Published by Radius Books
Hardcover, 9.5 x 12.5 in., 256 pgs., 120 color illustrations
Publication date: Spring 2013
Related Public Program
Wednesday, March 6, noon
Rudolf de Crignis and Color: Lawrence Rinder and Karen Schloss in Conversation
How do we perceive color spatially, perceptually, and emotionally? Join us for an exploration of these questions and others at this event celebrating Rudolf de Crignis / MATRIX 245 and marking the recent publication of Rudolf de Crignis New York 1985–2006, published by Radius Books and with a foreword by Director Lawrence Rinder. Rinder talks with Karen B. Schloss, a postdoctoral researcher in the Palmer Visual Perception and Aesthetics Lab at UC Berkeley, who specializes in color perception and behavioral studies of aesthetics. Following the conversation, Rinder will sign copies of the book.
Included with museum admission
Founded in 1963, the UC Berkeley Art Museum and Pacific Film Archive (BAM/PFA) is UC Berkeley’s primary visual arts venue and among the largest university art museums in terms of size and audience in the United States.
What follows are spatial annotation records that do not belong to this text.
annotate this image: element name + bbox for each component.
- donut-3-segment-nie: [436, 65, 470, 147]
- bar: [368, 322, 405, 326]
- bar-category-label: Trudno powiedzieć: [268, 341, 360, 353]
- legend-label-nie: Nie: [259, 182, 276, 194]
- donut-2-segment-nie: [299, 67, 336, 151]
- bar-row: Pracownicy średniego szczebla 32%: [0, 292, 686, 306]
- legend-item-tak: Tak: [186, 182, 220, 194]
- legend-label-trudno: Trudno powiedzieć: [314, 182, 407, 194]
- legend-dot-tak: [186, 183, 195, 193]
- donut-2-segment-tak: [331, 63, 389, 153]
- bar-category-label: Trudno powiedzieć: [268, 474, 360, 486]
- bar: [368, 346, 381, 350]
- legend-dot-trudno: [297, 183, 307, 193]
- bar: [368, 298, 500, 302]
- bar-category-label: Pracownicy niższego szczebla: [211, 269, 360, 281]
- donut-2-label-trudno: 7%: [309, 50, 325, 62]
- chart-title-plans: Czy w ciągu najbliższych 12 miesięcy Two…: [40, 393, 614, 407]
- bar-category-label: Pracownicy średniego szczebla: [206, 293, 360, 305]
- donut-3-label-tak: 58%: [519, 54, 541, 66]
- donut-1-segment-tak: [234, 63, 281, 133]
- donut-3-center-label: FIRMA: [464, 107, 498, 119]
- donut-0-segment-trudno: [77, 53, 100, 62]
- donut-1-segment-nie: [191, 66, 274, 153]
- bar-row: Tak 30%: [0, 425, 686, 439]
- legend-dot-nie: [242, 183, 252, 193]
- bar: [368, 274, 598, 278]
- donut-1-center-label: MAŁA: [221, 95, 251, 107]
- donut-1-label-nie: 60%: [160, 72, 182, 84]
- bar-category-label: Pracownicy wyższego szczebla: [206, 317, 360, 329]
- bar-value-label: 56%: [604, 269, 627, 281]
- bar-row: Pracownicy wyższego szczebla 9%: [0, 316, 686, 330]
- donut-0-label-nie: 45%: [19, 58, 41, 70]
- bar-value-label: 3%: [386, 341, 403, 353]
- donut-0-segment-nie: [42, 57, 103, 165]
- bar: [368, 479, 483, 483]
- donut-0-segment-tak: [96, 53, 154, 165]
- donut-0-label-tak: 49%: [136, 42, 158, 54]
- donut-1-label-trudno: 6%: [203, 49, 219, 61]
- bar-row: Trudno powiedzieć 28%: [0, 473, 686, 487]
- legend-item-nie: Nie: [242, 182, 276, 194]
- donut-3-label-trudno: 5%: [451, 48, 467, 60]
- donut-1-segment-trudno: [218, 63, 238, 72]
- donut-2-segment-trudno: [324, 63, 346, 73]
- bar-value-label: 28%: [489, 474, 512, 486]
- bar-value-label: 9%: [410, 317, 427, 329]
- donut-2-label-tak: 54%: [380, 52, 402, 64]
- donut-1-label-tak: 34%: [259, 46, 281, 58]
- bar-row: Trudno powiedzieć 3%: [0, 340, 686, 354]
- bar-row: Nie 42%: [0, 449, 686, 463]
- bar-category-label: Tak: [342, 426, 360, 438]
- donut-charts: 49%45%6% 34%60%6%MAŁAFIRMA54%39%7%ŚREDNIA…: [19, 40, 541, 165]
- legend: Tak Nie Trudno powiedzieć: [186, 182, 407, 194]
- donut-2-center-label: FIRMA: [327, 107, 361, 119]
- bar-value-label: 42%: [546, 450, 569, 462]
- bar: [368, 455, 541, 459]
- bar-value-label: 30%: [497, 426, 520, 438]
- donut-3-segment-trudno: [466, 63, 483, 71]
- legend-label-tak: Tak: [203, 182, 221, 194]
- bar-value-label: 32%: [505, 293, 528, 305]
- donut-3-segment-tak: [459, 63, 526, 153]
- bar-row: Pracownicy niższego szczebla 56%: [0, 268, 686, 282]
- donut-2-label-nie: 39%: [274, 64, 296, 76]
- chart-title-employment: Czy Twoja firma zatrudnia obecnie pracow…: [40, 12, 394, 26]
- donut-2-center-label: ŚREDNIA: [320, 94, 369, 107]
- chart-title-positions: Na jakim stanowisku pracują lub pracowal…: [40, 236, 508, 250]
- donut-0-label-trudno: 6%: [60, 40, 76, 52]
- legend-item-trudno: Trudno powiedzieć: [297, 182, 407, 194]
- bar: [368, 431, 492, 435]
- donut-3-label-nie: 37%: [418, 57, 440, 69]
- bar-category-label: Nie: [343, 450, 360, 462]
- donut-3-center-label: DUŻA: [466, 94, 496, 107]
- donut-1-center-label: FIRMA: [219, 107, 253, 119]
Internationally recognized for its art and film programming, BAM/PFA is a platform for cultural experiences that transform individuals, engage communities, and advance the local, national and global discourse on art and ideas. BAM/PFA’s mission is “to inspire the imagination and ignite critical dialogue through art and film.”
BAM/PFA presents approximately fifteen art exhibitions and 380 film programs each year. The museum’s collection of over 16,000 works of art includes important holdings of Neolithic Chinese ceramics, Ming and Qing Dynasty Chinese painting, Old Master works on paper, Italian Baroque painting, early American painting, Abstract Expressionist painting, contemporary photography, and video art. Its film archive of over 14,000 films and videos includes the largest collection of Japanese cinema outside of Japan, Hollywood classics, and silent film, as well hundreds of thousands of articles, reviews, posters, and other ephemera related to the history of film, many of which are digitally scanned and accessible online.
Location: 2626 Bancroft Way, just below College Avenue across from the UC Berkeley campus.